DIR compounds are also disclosed in "Developer-Inhibitor-Releasing (DIR) Couplers for Color Photography," C. R. Barr, J. R. Thirtle and P. W. Vittum in Photographic Science and Engineering, Vol. 13, p. 174 (1969), incorporated herein by reference.
It is also contemplated that the concepts of the present invention may be employed to obtain reflection color prints as described in Research Disclosure, November 1979, Item 18716, available from Kenneth Mason Publications, Ltd, Dudley Annex, 12a North Street, Emsworth, Hampshire P0101 7DQ, England, incorporated herein by reference. The emulsions and materials to form elements of the pres ent invention, may be coated on pH adjusted support as described in U.S. Pat. No. 4,917,994; with epoxy solvents (EP 0 164 961); with additional stabilizers (as described, for example, in U.S. Pat. No. 4,346,165; U.S. Pat. No. 4,540,653 and U.S. Pat. No. 4,906,559); with ballasted chelating agents such as those in U.S. Pat. No. 4,994,359 to reduce sensitivity to polyvalent cations such as calcium; and with stain reducing compounds such as described in U.S. Pat. No. 5,068,171 and U.S. Pat. No. 5,096,805. Other compounds useful in the elements of the invention are disclosed in Japanese Published Applications 83-09,959; 83-62,586; 90-072,629, 90-072,630; 90-072,632; 90-072,633; 90-072,634; 90-077,822; 90-078,229; 90-078,230; 90-079,336; 90-079,338; 90-079,690; 90-079,691; 90-080,487; 90-080,489; 90-080,490; 90-0 080,491; 90-080,492; 90-080,494; 90-085,928; 90-086,669; 90-086,670; 90-087,361; 90-087,362; 90-087,363; 90-087,364; 90-088,096; 90-088,097; 90-093,662; 90-093,663; 90-093,664; 90-093,665; 90-093,666; 90-093,668; 90-094,055; 90-094,056; 90-5 101,937; 90-103,409; 90-151,577.
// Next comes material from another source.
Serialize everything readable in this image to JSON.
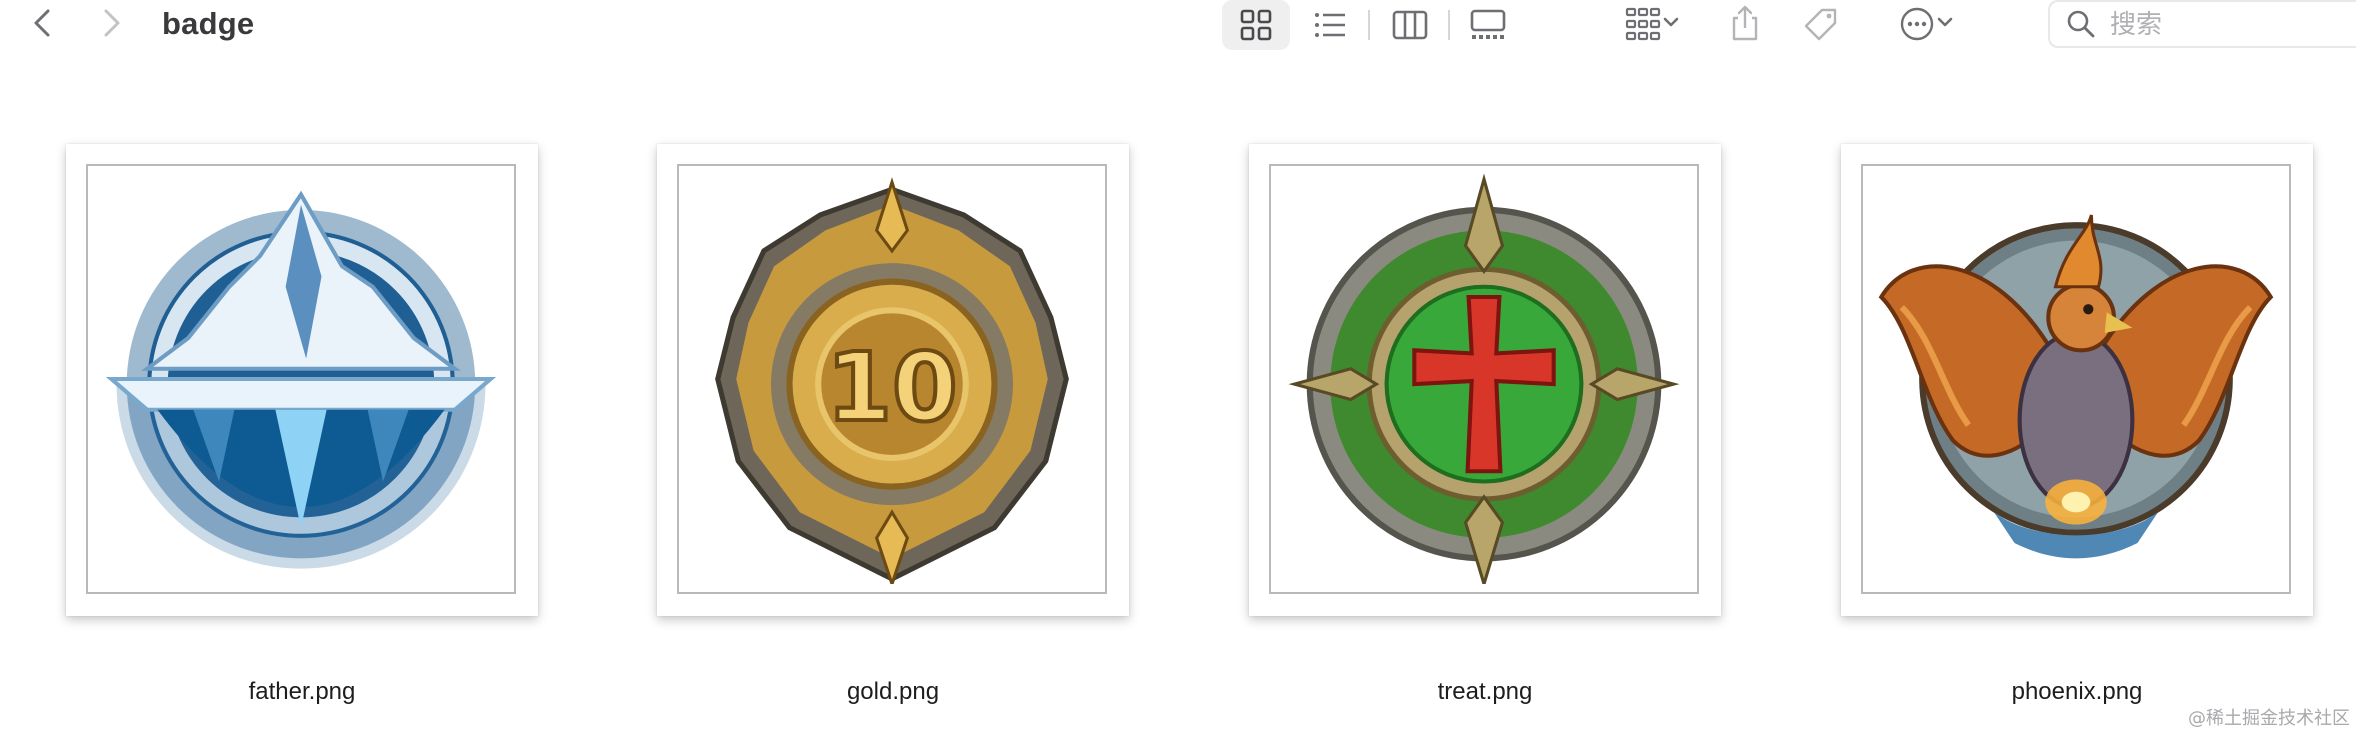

The silver halide used in the photographic elements may be silver iodobromide, silver bromide, silver chloride, silver chlorobromide, silver chloroiodobromide, and the like. Preferably, the silver halide used in the photographic elements of the present invention may contain at least 90% silver chloride or more (for example, at least 95%, 98%, 99% or 100% silver chloride). In the case of such high chloride silver halide emulsions, some silver bromide may be present but typically substantially no silver iodide is present. Substantially no silver iodide means the iodide concentration would be no more than 1%; and preferably less than 0.5 or 0.1%. Additionally, the possibility is also contemplated that the silver chloride could be treated with a bromide source to increase its sensitivity, although the bulk concentration of bromide in the resulting emulsion will typically be no more than about 2 to 2.5% and preferably between about 0.6 to 1.2% (the remainder being silver chloride). In any event, regardless how silver bromide is present in the emulsion, it may for example be up to only 3% or even only 2%. All of the foregoing % figures are mole %.
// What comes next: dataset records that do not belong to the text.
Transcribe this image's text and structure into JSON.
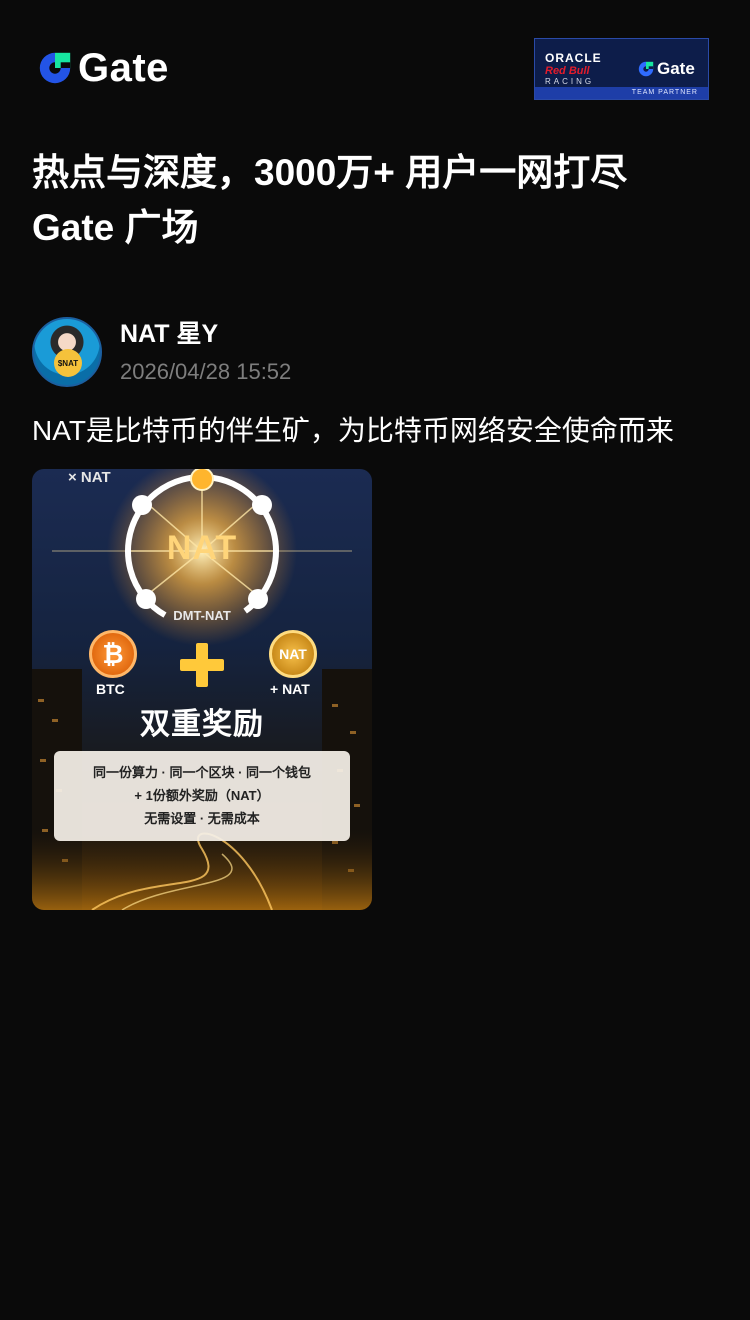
{
  "header": {
    "brand_name": "Gate",
    "partner": {
      "oracle": "ORACLE",
      "redbull": "Red Bull",
      "racing": "RACING",
      "brand": "Gate",
      "strip": "TEAM PARTNER"
    }
  },
  "headline": {
    "line1": "热点与深度，3000万+ 用户一网打尽",
    "line2": "Gate 广场"
  },
  "post": {
    "author_name": "NAT 星Y",
    "avatar_badge": "$NAT",
    "timestamp": "2026/04/28 15:52",
    "text": "NAT是比特币的伴生矿，为比特币网络安全使命而来",
    "image": {
      "corner_tag": "× NAT",
      "center_label": "NAT",
      "subtitle": "DMT-NAT",
      "coin_left_symbol": "₿",
      "coin_left_label": "BTC",
      "coin_right_symbol": "NAT",
      "coin_right_label": "+ NAT",
      "title": "双重奖励",
      "card_line1": "同一份算力 · 同一个区块 · 同一个钱包",
      "card_line2": "+ 1份额外奖励（NAT）",
      "card_line3": "无需设置 · 无需成本"
    }
  },
  "colors": {
    "background": "#0a0a0a",
    "brand_blue": "#2354e6",
    "brand_green": "#17e6a1",
    "muted_text": "#7e7e7e",
    "accent_gold": "#ffc93a"
  }
}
The type of silver halide grains preferably include polymorphic, cubic, and octahedral. The grain size of the silver halide may have any distribution known to be useful in photographic compositions, and may be ether polydipersed or monodispersed.
Tabular grain silver halide emulsions may also be used. Tabular grains are those with two parallel major faces each clearly larger than any remaining grain face and tabular grain emulsions are those in which the tabular grains account for at least 30 percent, more typically at least 50 percent, preferably >70 percent and optimally >90 percent of total grain projected area. The tabular grains can account for substantially all (>97 percent) of total grain projected area. The tabular grain emulsions can be high aspect ratio tabular grain emulsions--i.e., ECD/t>8, where ECD is the diameter of a circle having an area equal to grain projected area and t is tabular grain thickness; intermediate aspect ratio tabular grain emulsions--i.e., ECD/t=5 to 8; or low aspect ratio tabular grain emulsions--i.e., ECD/t=2 to 5. The emulsions typically exhibit high tabularity (T), where T (i.e., ECD/t2) >25 and ECD and t are both measured in micrometers (μm). The tabular grains can be of any thickness compatible with achieving an aim average aspect ratio and/or average tabularity of the tabular grain emulsion. Preferably the tabular grains satisfying projected area requirements are those having thicknesses of <0.3 μm, thin (<0.2 μm) tabular grains being specifically preferred and ultrathin (<0.07 μm) tabular grains being contemplated for maximum tabular grain performance enhancements. When the native blue absorption of iodohalide tabular grains is relied upon for blue speed, thicker tabular grains, typically up to 0.5 μm in thickness, are contemplated.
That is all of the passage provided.